Durch Gesetzesänderungen, die der Polizei die Arbeit erleichtern, „haben CDU und SPD geliefert“, sagt Weh. Nun müsse der Senat aber unter anderem noch die versprochene „Besoldung auf Bundesgrundniveau“ für die Berliner Beamten, ein neues Rettungsdienstgesetz und weitere Maßnahmen zur Verbesserung der Arbeitsbedingungen und der Handlungsfähigkeit der Behörden auf die Reihe kriegen.
Die Arbeit der Verwaltung ist auch aus Sicht des Sozialverbands (SoVD) verbesserungswürdig. „Erhebliche Bedenken habe ich nach wie vor bei der dringend erforderlichen Verbesserung der Verwaltungen – zum Beispiel in den Bezirksämtern, Wohngeldämtern, Sozialämtern, Jobcentern und auch in den Senatsverwaltungen“, sagt Ursula Engelen-Kefer, die Vorsitzende des SoVD-Landesverbandes Berlin-Brandenburg.
Aus Sicht des SoVD fällt die Ein-Jahres-Bilanz des Senats „insgesamt gemischt“ aus. Für Engelen-Kefer überwiegen allerdings „die positiven Ansätze für Sozialprojekte vor allem für Frauen und Kinder ohne und mit Behinderungen“. Der Senat tue etwas für die Bekämpfung von Einsamkeit, soziale Infrastruktur, Förderung des sozialen Zusammenhaltes und die Bereitschaft zur Zusammenarbeit.

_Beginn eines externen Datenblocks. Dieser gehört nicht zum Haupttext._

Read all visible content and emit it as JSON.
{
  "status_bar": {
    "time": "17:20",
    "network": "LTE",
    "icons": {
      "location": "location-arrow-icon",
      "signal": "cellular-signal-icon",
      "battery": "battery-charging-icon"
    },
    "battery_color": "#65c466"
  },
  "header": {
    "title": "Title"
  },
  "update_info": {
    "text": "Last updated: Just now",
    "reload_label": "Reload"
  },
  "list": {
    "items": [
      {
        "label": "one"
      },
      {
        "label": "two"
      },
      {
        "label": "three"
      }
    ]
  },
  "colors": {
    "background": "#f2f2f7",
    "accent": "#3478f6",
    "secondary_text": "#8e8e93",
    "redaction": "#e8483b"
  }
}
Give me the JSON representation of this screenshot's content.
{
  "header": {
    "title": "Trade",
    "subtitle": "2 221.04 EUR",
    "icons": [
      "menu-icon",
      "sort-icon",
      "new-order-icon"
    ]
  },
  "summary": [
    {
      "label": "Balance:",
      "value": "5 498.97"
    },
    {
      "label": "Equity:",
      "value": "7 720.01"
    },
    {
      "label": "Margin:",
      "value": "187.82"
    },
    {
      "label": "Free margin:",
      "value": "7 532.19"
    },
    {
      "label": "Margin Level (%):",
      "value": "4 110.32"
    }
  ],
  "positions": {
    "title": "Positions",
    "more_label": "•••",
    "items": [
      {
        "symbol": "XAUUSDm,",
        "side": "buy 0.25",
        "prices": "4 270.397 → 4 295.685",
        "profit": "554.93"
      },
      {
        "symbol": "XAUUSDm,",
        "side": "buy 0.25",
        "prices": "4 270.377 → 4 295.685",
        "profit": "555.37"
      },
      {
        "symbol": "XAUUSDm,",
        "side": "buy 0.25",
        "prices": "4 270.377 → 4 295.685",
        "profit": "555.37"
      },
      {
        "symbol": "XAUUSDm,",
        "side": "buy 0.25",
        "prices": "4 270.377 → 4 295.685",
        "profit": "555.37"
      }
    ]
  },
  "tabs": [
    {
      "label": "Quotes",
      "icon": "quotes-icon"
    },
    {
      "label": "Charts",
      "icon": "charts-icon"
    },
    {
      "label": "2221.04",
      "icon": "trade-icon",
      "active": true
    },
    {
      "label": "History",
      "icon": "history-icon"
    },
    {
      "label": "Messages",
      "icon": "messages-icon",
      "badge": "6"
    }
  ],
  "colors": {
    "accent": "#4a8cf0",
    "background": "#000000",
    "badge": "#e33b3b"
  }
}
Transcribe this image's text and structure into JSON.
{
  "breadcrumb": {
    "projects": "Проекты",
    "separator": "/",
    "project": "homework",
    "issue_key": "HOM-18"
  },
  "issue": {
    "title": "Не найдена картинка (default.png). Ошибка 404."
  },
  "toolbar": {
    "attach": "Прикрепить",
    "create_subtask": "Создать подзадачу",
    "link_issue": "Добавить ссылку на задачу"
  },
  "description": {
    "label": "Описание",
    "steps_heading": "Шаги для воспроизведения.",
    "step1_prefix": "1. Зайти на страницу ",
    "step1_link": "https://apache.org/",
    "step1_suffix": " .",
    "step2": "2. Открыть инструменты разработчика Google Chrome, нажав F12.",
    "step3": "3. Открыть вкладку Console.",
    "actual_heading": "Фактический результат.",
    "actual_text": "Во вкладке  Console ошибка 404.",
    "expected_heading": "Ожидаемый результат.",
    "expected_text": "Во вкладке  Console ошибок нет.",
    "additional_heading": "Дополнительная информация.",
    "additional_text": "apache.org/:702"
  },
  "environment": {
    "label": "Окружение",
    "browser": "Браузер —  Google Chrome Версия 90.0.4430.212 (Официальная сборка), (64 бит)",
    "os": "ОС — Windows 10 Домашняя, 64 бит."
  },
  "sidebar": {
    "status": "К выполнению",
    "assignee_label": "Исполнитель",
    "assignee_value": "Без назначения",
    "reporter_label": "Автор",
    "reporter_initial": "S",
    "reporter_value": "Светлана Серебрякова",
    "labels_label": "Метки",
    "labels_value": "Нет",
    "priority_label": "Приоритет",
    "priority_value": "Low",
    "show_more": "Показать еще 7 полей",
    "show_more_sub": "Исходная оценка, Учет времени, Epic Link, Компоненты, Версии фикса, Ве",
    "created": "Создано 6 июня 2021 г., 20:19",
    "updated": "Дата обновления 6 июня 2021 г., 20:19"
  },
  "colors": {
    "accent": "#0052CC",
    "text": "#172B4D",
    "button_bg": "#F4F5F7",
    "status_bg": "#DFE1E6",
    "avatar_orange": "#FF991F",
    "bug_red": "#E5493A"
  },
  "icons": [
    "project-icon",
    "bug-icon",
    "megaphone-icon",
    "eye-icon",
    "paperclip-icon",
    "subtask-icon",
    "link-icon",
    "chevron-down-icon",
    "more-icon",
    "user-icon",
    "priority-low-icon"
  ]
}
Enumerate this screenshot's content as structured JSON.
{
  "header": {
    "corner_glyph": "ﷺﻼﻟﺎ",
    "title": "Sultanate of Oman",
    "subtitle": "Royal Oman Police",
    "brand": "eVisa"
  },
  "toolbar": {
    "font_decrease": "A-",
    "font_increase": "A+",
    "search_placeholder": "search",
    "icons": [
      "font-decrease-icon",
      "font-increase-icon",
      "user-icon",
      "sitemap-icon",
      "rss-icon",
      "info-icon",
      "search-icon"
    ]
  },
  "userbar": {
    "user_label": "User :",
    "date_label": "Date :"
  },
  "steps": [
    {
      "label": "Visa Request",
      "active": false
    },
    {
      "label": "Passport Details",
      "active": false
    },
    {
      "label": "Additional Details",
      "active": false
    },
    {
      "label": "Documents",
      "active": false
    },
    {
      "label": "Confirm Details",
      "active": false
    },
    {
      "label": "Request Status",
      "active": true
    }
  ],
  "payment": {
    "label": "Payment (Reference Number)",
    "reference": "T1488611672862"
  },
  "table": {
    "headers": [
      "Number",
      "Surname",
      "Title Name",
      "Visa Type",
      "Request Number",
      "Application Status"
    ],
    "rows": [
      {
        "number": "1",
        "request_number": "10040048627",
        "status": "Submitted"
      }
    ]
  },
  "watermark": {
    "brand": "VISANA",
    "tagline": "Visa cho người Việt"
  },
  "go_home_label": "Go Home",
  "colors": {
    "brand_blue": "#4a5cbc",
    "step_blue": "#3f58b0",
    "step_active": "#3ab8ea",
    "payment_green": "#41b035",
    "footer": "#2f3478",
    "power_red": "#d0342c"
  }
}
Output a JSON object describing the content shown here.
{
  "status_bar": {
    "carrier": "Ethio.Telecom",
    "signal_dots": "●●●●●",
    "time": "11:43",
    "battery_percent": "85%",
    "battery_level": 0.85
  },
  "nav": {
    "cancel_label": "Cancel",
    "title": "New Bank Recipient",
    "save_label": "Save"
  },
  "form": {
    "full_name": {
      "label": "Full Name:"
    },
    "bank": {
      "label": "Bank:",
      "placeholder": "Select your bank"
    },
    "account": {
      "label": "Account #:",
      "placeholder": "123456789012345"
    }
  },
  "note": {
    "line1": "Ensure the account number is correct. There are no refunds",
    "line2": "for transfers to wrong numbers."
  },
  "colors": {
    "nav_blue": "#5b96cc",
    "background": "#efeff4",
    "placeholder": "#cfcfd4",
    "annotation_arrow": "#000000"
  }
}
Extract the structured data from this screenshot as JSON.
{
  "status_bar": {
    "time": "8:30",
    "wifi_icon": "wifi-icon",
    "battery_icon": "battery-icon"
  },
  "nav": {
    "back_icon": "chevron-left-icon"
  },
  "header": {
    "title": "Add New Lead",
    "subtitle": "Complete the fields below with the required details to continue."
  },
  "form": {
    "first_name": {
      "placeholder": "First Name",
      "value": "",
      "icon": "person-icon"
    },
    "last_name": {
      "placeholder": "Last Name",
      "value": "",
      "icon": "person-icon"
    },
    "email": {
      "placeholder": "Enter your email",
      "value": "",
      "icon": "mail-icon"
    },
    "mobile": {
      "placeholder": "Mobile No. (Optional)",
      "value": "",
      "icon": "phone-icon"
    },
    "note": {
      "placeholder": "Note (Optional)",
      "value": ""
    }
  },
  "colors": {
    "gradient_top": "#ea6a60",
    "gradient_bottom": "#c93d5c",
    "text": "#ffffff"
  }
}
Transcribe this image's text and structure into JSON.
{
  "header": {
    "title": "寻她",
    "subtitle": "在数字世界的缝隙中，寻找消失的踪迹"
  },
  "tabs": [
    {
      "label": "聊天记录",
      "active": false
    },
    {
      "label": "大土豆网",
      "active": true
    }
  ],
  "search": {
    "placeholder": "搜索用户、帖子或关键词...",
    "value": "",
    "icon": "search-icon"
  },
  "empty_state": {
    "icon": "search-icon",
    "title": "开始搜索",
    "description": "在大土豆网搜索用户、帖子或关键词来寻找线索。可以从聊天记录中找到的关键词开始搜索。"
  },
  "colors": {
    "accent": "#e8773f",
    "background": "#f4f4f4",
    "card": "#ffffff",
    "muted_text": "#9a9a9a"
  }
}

Engelen-Kefer spricht sogar von der „Unterstützung mutiger Initiativen durch den Regierenden Bürgermeister Kai Wegner“. Dazu gehört für sie, dass mehr Menschen berechtigt sein sollen, Wohngeld zu bekommen. Aber es gebe eben auch noch viel Arbeit für diesen Senat. Der SoVD bemängelt eine „unzureichende Barrierefreiheit und Inklusion“. „Die Anforderungen an eine behindertengerechte Politik erschöpfen sich weitgehend in zwar richtigen, aber wenig konkreten Absichtserklärungen“, sagt Engelen-Kefer. Da liegt also wie in vielen anderen Bereichen einiges noch viel zu weit weg – nämlich dort, worüber Kai Wegner so gerne redet: in der Zukunft.